Although any great power must be prepared to accept unpopularity when necessary, in general a friendly environment is more conducive to ensuring both peace and prosperity.  Better that neighboring states view Chinese ships as potential partners than as likely threats. 

Military cooperation also is important.  As the PRC grows wealthier and the Chinese military grows more sophisticated, Beijing can play a more important role in peacekeeping, anti-piracy patrols, counter-proliferation searches, search-and-rescue efforts, and other international operations.  This will reduce the burden on allied forces, increase the reach and capability of worthwhile activities, and demonstrate to Chinese naval officers that there are missions other than challenging the U.S. or other states as enemies. 

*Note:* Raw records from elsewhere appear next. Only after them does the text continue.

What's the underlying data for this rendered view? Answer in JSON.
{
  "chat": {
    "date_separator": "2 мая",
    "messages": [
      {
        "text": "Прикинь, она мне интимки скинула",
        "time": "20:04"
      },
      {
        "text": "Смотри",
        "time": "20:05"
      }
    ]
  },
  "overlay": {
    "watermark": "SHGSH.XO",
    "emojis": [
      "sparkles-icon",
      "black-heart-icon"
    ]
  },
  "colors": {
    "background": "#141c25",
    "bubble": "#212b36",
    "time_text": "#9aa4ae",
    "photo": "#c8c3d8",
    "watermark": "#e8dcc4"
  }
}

The PRC’s participation in RIMPAC also will provide some valuable human interaction among naval personnel.  The exercise typically mixes naval drills with social activities and athletic competitions.  Although political relations between the PRC and Western states reflect larger political currents, there is value on putting a human face on sailors from other nations.  It is harder to hate an entire people when you’ve sat down with individuals to have a drink with them. 

Of course, participation in one or more military maneuvers is not enough to maintain the peace, especially when the respective governments have been only too willing to play games of international chicken over emotional claims to territory.  But including the PRC can be seen as an aspect of a larger allied strategy of inclusion. 

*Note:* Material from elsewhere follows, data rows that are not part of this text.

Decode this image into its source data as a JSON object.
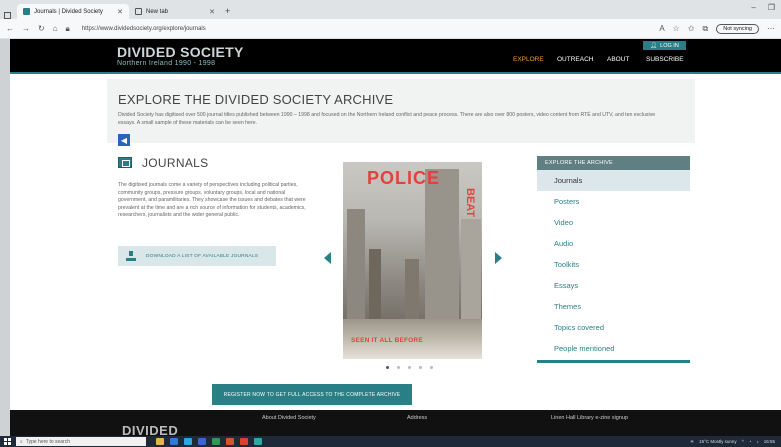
{
  "browser": {
    "tabs": [
      {
        "title": "Journals | Divided Society",
        "active": true
      },
      {
        "title": "New tab",
        "active": false
      }
    ],
    "url": "https://www.dividedsociety.org/explore/journals",
    "sync_label": "Not syncing"
  },
  "header": {
    "logo_title": "DIVIDED SOCIETY",
    "logo_subtitle": "Northern Ireland 1990 - 1998",
    "login_label": "LOG IN",
    "nav": [
      "EXPLORE",
      "OUTREACH",
      "ABOUT",
      "SUBSCRIBE"
    ]
  },
  "intro": {
    "title": "EXPLORE THE DIVIDED SOCIETY ARCHIVE",
    "text": "Divided Society has digitised over 500 journal titles published between 1990 – 1998 and focused on the Northern Ireland conflict and peace process. There are also over 800 posters, video content from RTÉ and UTV, and ten exclusive essays. A small sample of these materials can be seen here."
  },
  "journals": {
    "title": "JOURNALS",
    "text": "The digitised journals come a variety of perspectives including political parties, community groups, pressure groups, voluntary groups, local and national government, and paramilitaries. They showcase the issues and debates that were prevalent at the time and are a rich source of information for students, academics, researchers, journalists and the wider general public.",
    "download_label": "DOWNLOAD A LIST OF AVAILABLE JOURNALS"
  },
  "cover": {
    "title_a": "POLICE",
    "title_b": "BEAT",
    "tagline": "SEEN IT ALL BEFORE"
  },
  "carousel": {
    "slides": 5,
    "active_index": 0
  },
  "explore": {
    "heading": "EXPLORE THE ARCHIVE",
    "items": [
      "Journals",
      "Posters",
      "Video",
      "Audio",
      "Toolkits",
      "Essays",
      "Themes",
      "Topics covered",
      "People mentioned"
    ],
    "active_index": 0
  },
  "register_label": "REGISTER NOW TO GET FULL ACCESS TO THE COMPLETE ARCHIVE",
  "footer": {
    "logo": "DIVIDED",
    "columns": [
      "About Divided Society",
      "Address",
      "Linen Hall Library e-zine signup"
    ]
  },
  "taskbar": {
    "search_placeholder": "Type here to search",
    "weather": "15°C  Mostly sunny",
    "time": "16:55"
  },
  "colors": {
    "accent": "#2a7f86",
    "header_bg": "#000000",
    "cover_red": "#e0433b"
  }
}
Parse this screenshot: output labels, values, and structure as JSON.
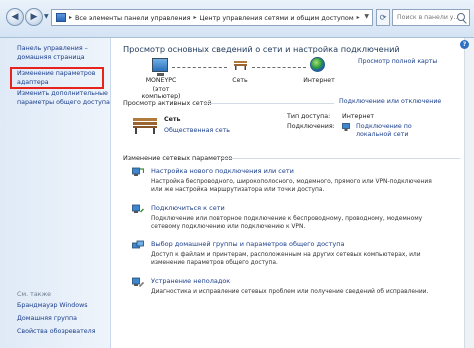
{
  "address": {
    "breadcrumb": [
      "Все элементы панели управления",
      "Центр управления сетями и общим доступом"
    ],
    "search_placeholder": "Поиск в панели у..."
  },
  "sidebar": {
    "home": "Панель управления –",
    "home2": "домашняя страница",
    "adapter1": "Изменение параметров",
    "adapter2": "адаптера",
    "sharing1": "Изменить дополнительные",
    "sharing2": "параметры общего доступа",
    "see_also": "См. также",
    "links": [
      "Брандмауэр Windows",
      "Домашняя группа",
      "Свойства обозревателя"
    ]
  },
  "main": {
    "title": "Просмотр основных сведений о сети и настройка подключений",
    "full_map": "Просмотр полной карты",
    "nodes": {
      "computer": "MONEYPC",
      "computer_sub": "(этот компьютер)",
      "network": "Сеть",
      "internet": "Интернет"
    },
    "active_header": "Просмотр активных сетей",
    "connect_disconnect": "Подключение или отключение",
    "active_network": {
      "name": "Сеть",
      "type": "Общественная сеть",
      "access_label": "Тип доступа:",
      "access_value": "Интернет",
      "conn_label": "Подключения:",
      "conn_value1": "Подключение по",
      "conn_value2": "локальной сети"
    },
    "change_header": "Изменение сетевых параметров",
    "tasks": [
      {
        "title": "Настройка нового подключения или сети",
        "desc1": "Настройка беспроводного, широкополосного, модемного, прямого или VPN-подключения",
        "desc2": "или же настройка маршрутизатора или точки доступа."
      },
      {
        "title": "Подключиться к сети",
        "desc1": "Подключение или повторное подключение к беспроводному, проводному, модемному",
        "desc2": "сетевому подключению или подключению к VPN."
      },
      {
        "title": "Выбор домашней группы и параметров общего доступа",
        "desc1": "Доступ к файлам и принтерам, расположенным на других сетевых компьютерах, или",
        "desc2": "изменение параметров общего доступа."
      },
      {
        "title": "Устранение неполадок",
        "desc1": "Диагностика и исправление сетевых проблем или получение сведений об исправлении.",
        "desc2": ""
      }
    ]
  },
  "colors": {
    "link": "#1a3e8c",
    "highlight": "#e8231e",
    "title": "#1e395b"
  }
}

Today Beijing remains a revisionist power, determined to overturn past decisions seen as unfair and unreasonable.  Its challenge likely will ebb only if it perceives the cost of acting to be greater than the benefit of the status quo, or at least a more modest reform course achievable through negotiation. 

Costs already are rising for China as Japan begins to take a more active military role, countries like the Philippines welcome Tokyo’s increased activism, and the Southeast Asian states look further afield, including to India, for allies.  Even worse from the PRC’s standpoint, most of these nations are attempting to pull Washington more directly into their affairs.  The ultimate result could be a military coalition that even a stronger China will not want to challenge. 

At the same time, Beijing needs to see that the benefits from cooperating also are rising.  RIMPAC alone offers only a modest pay-off.  But the U.S. and the PRC’s neighbors should think creatively about other activities and organizations that might entice greater Chinese involvement.  For instance, perhaps the exclusion of China from the TPP should be rethought.  The more invested the PRC in the existing system, the less likely Zhongnanhai’s residents would be to risk disrupting the system.  The more the People’s Liberation Army and other services can be shown the benefits of peaceful cooperation, the better. 

There’s always been a naïve affliction in the West that deep-seated political and ideological differences melt away with a little friendship diplomacy.  The gulf between China’s authoritarian system of state capitalism and America’s democratic system with looser economic control is great.  Yet the best sales force for America tend to be Americans in business, education, athletics, culture, and even the military—so long as participants are not shooting at each other, of course. 

The last couple of years have not been kind to the PRC’s “peaceful rise.”  America and China’s neighbors increasingly are looking at Chinese naval vessels as a threat.  However, RIMPAC showcases them in a different role.  It will be up to Beijing, its Pacific neighbors, and the U.S. to find other opportunities to further invest the PRC in the existing geopolitical order. 

Doing so won’t be enough to keep the peace in the decades ahead.  But it would nonetheless be a useful step in the right direction. 

Doug Bandow is a Senior Fellow at the Cato Institute and a former Special Assistant to President Ronald Reagan.